Housing Associations hold the key to success of open market shared equity programme

In a welcome move, the Scottish Government has signalled a strong desire to support first time buyers by increasing funding in to the open market shared equity programme. However, the challenge will be to find suitable homes that fit the criteria of this scheme that are of the right size and standard.  

New build properties are unlikely to fit the bill as they carry a premium, and many starter homes are designed to be just the first step on a long housing ladder whereas first time buyers in the shared equity market are more likely to be trying to secure a home for their future. They know that renting is not for them and securing a permanent home will bring significant benefits in a market short of supply. 

The answer could lie with Housing Associations and their own stock, which is of a quality and energy standard that many second hand market homes in the same price range will never achieve. The benefits of refreshing and revitalising our neighbourhoods by creating mixed income communities are well known. The financial upside for Housing Associations and their new supply programmes will mean that housing opportunities will grow as overall numbers increase.

Over the last three years Castle Rock Edinvar has established a programme of 300 transfers from Social Rent to Mid Market Rent and this has enabled the delivery of more than 1000 new homes. Introducing a different client group in to our neighbourhoods has had a noticeable impact and our housing officers have reported reduced Anti-Social Behaviour and improved wider area management.

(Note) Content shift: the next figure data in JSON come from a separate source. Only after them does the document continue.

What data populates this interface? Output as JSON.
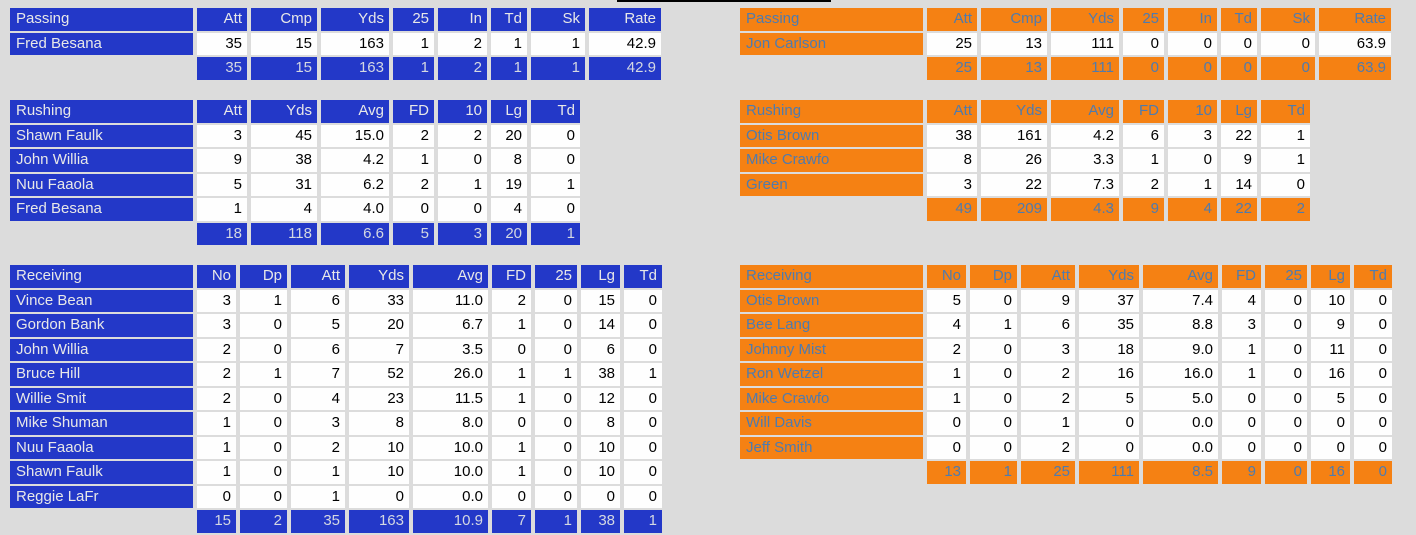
{
  "colors": {
    "background": "#dcdcdc",
    "blue": "#2338c8",
    "blue_text": "#e8e8e8",
    "blue_totals_text": "#d4d8e2",
    "orange": "#f58113",
    "steel_blue_text": "#4f7bae",
    "data_cell_bg": "#fefefe",
    "top_rule": "#000000"
  },
  "teams": [
    {
      "side": "left",
      "theme": "blue",
      "passing": {
        "title": "Passing",
        "columns": [
          "Att",
          "Cmp",
          "Yds",
          "25",
          "In",
          "Td",
          "Sk",
          "Rate"
        ],
        "rows": [
          {
            "name": "Fred Besana",
            "values": [
              "35",
              "15",
              "163",
              "1",
              "2",
              "1",
              "1",
              "42.9"
            ]
          }
        ],
        "totals": [
          "35",
          "15",
          "163",
          "1",
          "2",
          "1",
          "1",
          "42.9"
        ]
      },
      "rushing": {
        "title": "Rushing",
        "columns": [
          "Att",
          "Yds",
          "Avg",
          "FD",
          "10",
          "Lg",
          "Td"
        ],
        "rows": [
          {
            "name": "Shawn Faulk",
            "values": [
              "3",
              "45",
              "15.0",
              "2",
              "2",
              "20",
              "0"
            ]
          },
          {
            "name": "John Willia",
            "values": [
              "9",
              "38",
              "4.2",
              "1",
              "0",
              "8",
              "0"
            ]
          },
          {
            "name": "Nuu Faaola",
            "values": [
              "5",
              "31",
              "6.2",
              "2",
              "1",
              "19",
              "1"
            ]
          },
          {
            "name": "Fred Besana",
            "values": [
              "1",
              "4",
              "4.0",
              "0",
              "0",
              "4",
              "0"
            ]
          }
        ],
        "totals": [
          "18",
          "118",
          "6.6",
          "5",
          "3",
          "20",
          "1"
        ]
      },
      "receiving": {
        "title": "Receiving",
        "columns": [
          "No",
          "Dp",
          "Att",
          "Yds",
          "Avg",
          "FD",
          "25",
          "Lg",
          "Td"
        ],
        "rows": [
          {
            "name": "Vince Bean",
            "values": [
              "3",
              "1",
              "6",
              "33",
              "11.0",
              "2",
              "0",
              "15",
              "0"
            ]
          },
          {
            "name": "Gordon Bank",
            "values": [
              "3",
              "0",
              "5",
              "20",
              "6.7",
              "1",
              "0",
              "14",
              "0"
            ]
          },
          {
            "name": "John Willia",
            "values": [
              "2",
              "0",
              "6",
              "7",
              "3.5",
              "0",
              "0",
              "6",
              "0"
            ]
          },
          {
            "name": "Bruce Hill",
            "values": [
              "2",
              "1",
              "7",
              "52",
              "26.0",
              "1",
              "1",
              "38",
              "1"
            ]
          },
          {
            "name": "Willie Smit",
            "values": [
              "2",
              "0",
              "4",
              "23",
              "11.5",
              "1",
              "0",
              "12",
              "0"
            ]
          },
          {
            "name": "Mike Shuman",
            "values": [
              "1",
              "0",
              "3",
              "8",
              "8.0",
              "0",
              "0",
              "8",
              "0"
            ]
          },
          {
            "name": "Nuu Faaola",
            "values": [
              "1",
              "0",
              "2",
              "10",
              "10.0",
              "1",
              "0",
              "10",
              "0"
            ]
          },
          {
            "name": "Shawn Faulk",
            "values": [
              "1",
              "0",
              "1",
              "10",
              "10.0",
              "1",
              "0",
              "10",
              "0"
            ]
          },
          {
            "name": "Reggie LaFr",
            "values": [
              "0",
              "0",
              "1",
              "0",
              "0.0",
              "0",
              "0",
              "0",
              "0"
            ]
          }
        ],
        "totals": [
          "15",
          "2",
          "35",
          "163",
          "10.9",
          "7",
          "1",
          "38",
          "1"
        ]
      }
    },
    {
      "side": "right",
      "theme": "orange",
      "passing": {
        "title": "Passing",
        "columns": [
          "Att",
          "Cmp",
          "Yds",
          "25",
          "In",
          "Td",
          "Sk",
          "Rate"
        ],
        "rows": [
          {
            "name": "Jon Carlson",
            "values": [
              "25",
              "13",
              "111",
              "0",
              "0",
              "0",
              "0",
              "63.9"
            ]
          }
        ],
        "totals": [
          "25",
          "13",
          "111",
          "0",
          "0",
          "0",
          "0",
          "63.9"
        ]
      },
      "rushing": {
        "title": "Rushing",
        "columns": [
          "Att",
          "Yds",
          "Avg",
          "FD",
          "10",
          "Lg",
          "Td"
        ],
        "rows": [
          {
            "name": "Otis Brown",
            "values": [
              "38",
              "161",
              "4.2",
              "6",
              "3",
              "22",
              "1"
            ]
          },
          {
            "name": "Mike Crawfo",
            "values": [
              "8",
              "26",
              "3.3",
              "1",
              "0",
              "9",
              "1"
            ]
          },
          {
            "name": "Green",
            "values": [
              "3",
              "22",
              "7.3",
              "2",
              "1",
              "14",
              "0"
            ]
          }
        ],
        "totals": [
          "49",
          "209",
          "4.3",
          "9",
          "4",
          "22",
          "2"
        ]
      },
      "receiving": {
        "title": "Receiving",
        "columns": [
          "No",
          "Dp",
          "Att",
          "Yds",
          "Avg",
          "FD",
          "25",
          "Lg",
          "Td"
        ],
        "rows": [
          {
            "name": "Otis Brown",
            "values": [
              "5",
              "0",
              "9",
              "37",
              "7.4",
              "4",
              "0",
              "10",
              "0"
            ]
          },
          {
            "name": "Bee Lang",
            "values": [
              "4",
              "1",
              "6",
              "35",
              "8.8",
              "3",
              "0",
              "9",
              "0"
            ]
          },
          {
            "name": "Johnny Mist",
            "values": [
              "2",
              "0",
              "3",
              "18",
              "9.0",
              "1",
              "0",
              "11",
              "0"
            ]
          },
          {
            "name": "Ron Wetzel",
            "values": [
              "1",
              "0",
              "2",
              "16",
              "16.0",
              "1",
              "0",
              "16",
              "0"
            ]
          },
          {
            "name": "Mike Crawfo",
            "values": [
              "1",
              "0",
              "2",
              "5",
              "5.0",
              "0",
              "0",
              "5",
              "0"
            ]
          },
          {
            "name": "Will Davis",
            "values": [
              "0",
              "0",
              "1",
              "0",
              "0.0",
              "0",
              "0",
              "0",
              "0"
            ]
          },
          {
            "name": "Jeff Smith",
            "values": [
              "0",
              "0",
              "2",
              "0",
              "0.0",
              "0",
              "0",
              "0",
              "0"
            ]
          }
        ],
        "totals": [
          "13",
          "1",
          "25",
          "111",
          "8.5",
          "9",
          "0",
          "16",
          "0"
        ]
      }
    }
  ]
}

How could such a scheme work on an even bigger scale, and what would be the implications? First and foremost any programme of tenure diversification needs to start with a plan for what housing and area management will look like in the future. Many Housing Associations are also factors in mixed tenure developments and this knowledge and experience will be essential to ensuring that the overall quality of the neighbourhood is maintained and improved.  

An upfront assessment of the running costs of the common parts and individual responsibilities must be established. A clear set of criteria of what types of properties are suitable for first time buyers also needs to be established. Properties have to be of a good standard and long term asset management problems can not be passed on through disposal. A mix of unit sizes, flats and houses, as well as housing for older people should be included.

Fundamentally, a clear plan for how any money is reinvested should be set at the start. At a very basic level, if an average unit price of £100,000 is assumed, then sales could generate in the region of £90,000, after any debt is paid off. This can then be reinvested in new build programmes. Combining this income with the grant money that is currently available could significantly accelerate the delivery of affordable homes for rent.